Brand Ambition: Korn Design
Between business interests and creative concerns, Denise Korn builds the bridge
Craig Kellogg -- Interior Design, 1/1/2009 12:00:00 AM
Promotional postcards for Mercat a la Planxa. Photo by Kent Dayton. Its main dining room by D-Ash Design. Photo by Frank Oudeman.
Denise Korn is not easy to pigeonhole. She studied photography and design at Cornell University and the Parsons School of Design. Her first real job was in the graphics department of the New York Times. It was the dawn of computerized typesetting, and she fell under the spell of modernizing art director Steven Heller. "I always knew I wanted to come to Manhattan as soon as it was legal," the Boston native says. She soon discovered the world of Lower East Side nightlife at the tail end of the Andy Warhol era. "I started to collect ideas," she says, "and develop a perspective."
Today, Korn Design's perspective goes beyond graphics, in the traditional sense, to include the mood and narrative for shops, restaurants, and hotels. "That's never only about the graphics," Korn explains. "It's everything that touches customers."
While establishing branding and a Web presence for the London brand of hotels, run by the Blackstone Group's LXR Luxury Resorts & Hotels, Korn worked alongside David Collins Studio to create a New York property. "Everybody was expecting beefeaters at the door," she says with a smile.

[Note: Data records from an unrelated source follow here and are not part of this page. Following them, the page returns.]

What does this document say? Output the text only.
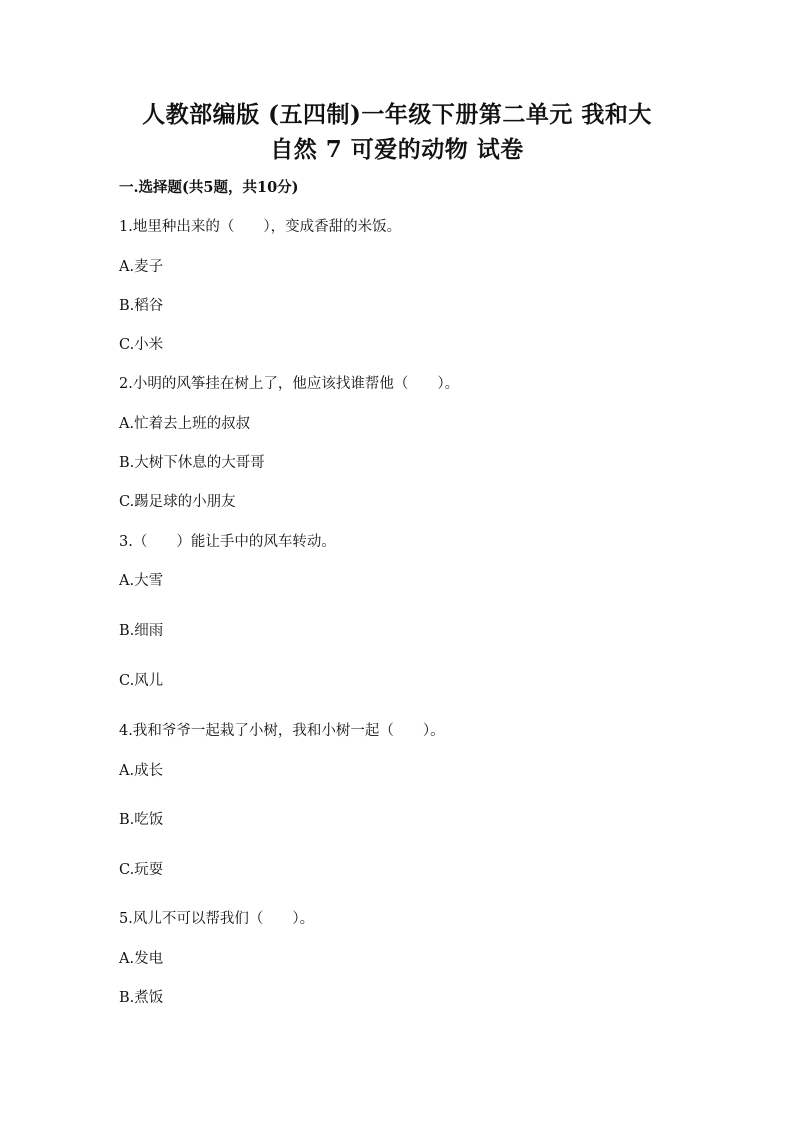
人教部编版 (五四制)一年级下册第二单元 我和大
自然 7 可爱的动物 试卷
一.选择题(共5题，共10分)
1.地里种出来的（　　），变成香甜的米饭。
A.麦子
B.稻谷
C.小米
2.小明的风筝挂在树上了，他应该找谁帮他（　　）。
A.忙着去上班的叔叔
B.大树下休息的大哥哥
C.踢足球的小朋友
3.（　　）能让手中的风车转动。
A.大雪
B.细雨
C.风儿
4.我和爷爷一起栽了小树，我和小树一起（　　）。
A.成长
B.吃饭
C.玩耍
5.风儿不可以帮我们（　　）。
A.发电
B.煮饭
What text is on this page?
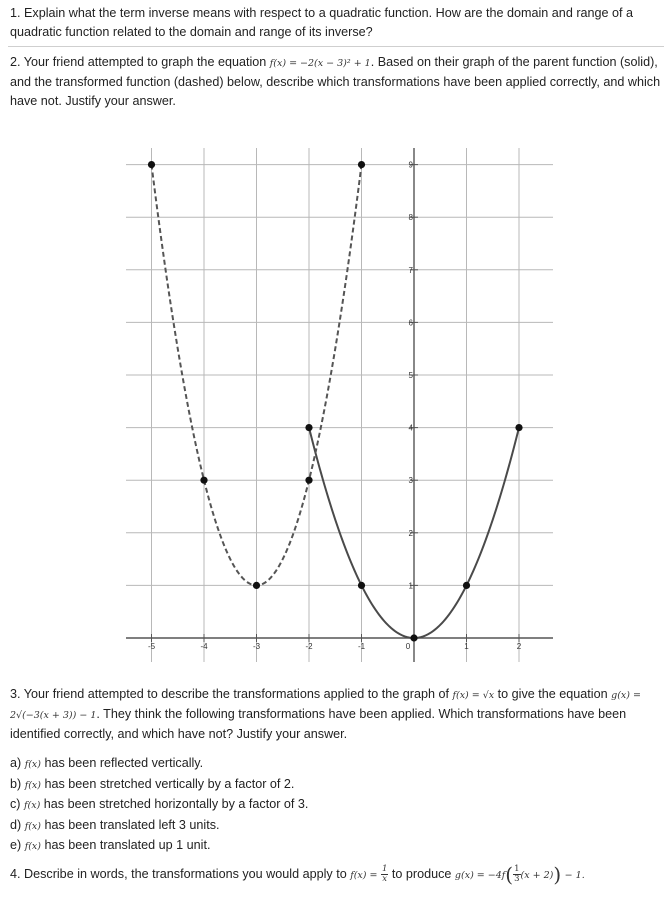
1. Explain what the term inverse means with respect to a quadratic function. How are the domain and range of a quadratic function related to the domain and range of its inverse?
2. Your friend attempted to graph the equation f(x) = −2(x − 3)² + 1. Based on their graph of the parent function (solid), and the transformed function (dashed) below, describe which transformations have been applied correctly, and which have not. Justify your answer.
-5	-4	-3	-2	-1	0	1	2
1
2
3
4
5
6
7
8
9
3. Your friend attempted to describe the transformations applied to the graph of f(x) = √x to give the equation g(x) = 2√(−3(x + 3)) − 1. They think the following transformations have been applied. Which transformations have been identified correctly, and which have not? Justify your answer.
a) f(x) has been reflected vertically.
b) f(x) has been stretched vertically by a factor of 2.
c) f(x) has been stretched horizontally by a factor of 3.
d) f(x) has been translated left 3 units.
e) f(x) has been translated up 1 unit.
4. Describe in words, the transformations you would apply to $f(x) = \frac{1}{x}$ to produce $g(x) = -4f( \frac{1}{3} (x + 2)) - 1$.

Instead, David Collins supplied the luxurious, textured interiors, while Korn drew on her photography background to art-direct the images of rooms that LXR uses online to sell the London NYC to potential guests, highlighting such undeniably British signatures as herringbone parquet and embossed leather-covered desks and footlockers. When the London West Hollywood opened a year and a half later, she contributed similar images of rambling roses in the garden.
David Collins Studio's penthouse suite at the London NYC. Photo by Thomas Hart Shelby. The Anya Hindmarch tote, Havaianas flip-flops, and Waterworks towel provided to guests at the London West Hollywood hotel. Photo by Kent Dayton.
In Boston, Korn helped recast a 19th-century jail as the Liberty Hotel. Drawing on the concept of freedom, she created an advertising campaign starring local ballet dancers leaping into the air. Playful touches on the hotel premises include do-not-disturb door-hang cards printed with the word solitary and adorned with shiny key blanks formed from one of the building's originals. A ball-and-chain hangs from signage for the hotel restaurant Clink. She even helped select the hotel's interior designer, Alexandra Champalimaud.
Having become familiar with Champalimaud's cultured personal style, Korn found herself speaking frankly with her new colleague about the barely-there branding of Alexandra Champalimaud & Associates. "Honey, this has to be changed," Korn declared. Soon enough, the firm was rechristened simply Champalimaud, with its Web presence streamlined and upgraded accordingly. As Korn points out, a lot of her work is accomplished thanks to the rapport she builds with principals. "We always work with the person at the top, because that's how big ideas originate."
The mermaid identity that differentiates Boston restaurant Great Bay from traditional local seafood houses. Photo by Kent Dayton. Its interior by Elkus Manfredi Architects. Photo by Francine Zaslow.
She goes on to recall her conversation with a restaurateur thinking of opening yet another tapas joint in Chicago. "I came back to him and said we're doing Catalan and Barcelona," Korn explains. The result was Mercat a la Planxa, a festive collaboration with David Ashen of D-Ash Design. Making a colorful statement in the dining room facing Millennium Park, honeycomb dividers recall the hexagonal tiles on the undulating roof of the Mercat de Santa Caterina, a historical Barcelona market renovated by Enric Miralles–Benedetta Tagliabue/EMBT—paying a debt to Antoni Gaudí.
Off the clock, Korn continues to develop her charity, Youth Design, in conjunction with AIGA chapters in three cities. The program will soon arrange its 45th seven-week paid internship for an underprivileged high-school student. Korn dreams, too, of products designed for teens, by teens. "When the kids get juiced up, it feeds me," she says. This sort of multifaceted identity project—her labor of love—probably best defines her chosen role as advocate, conduit, and facilitator. Maybe a better title would be master planner.
Portrait of Denise Korn by Antony Crook.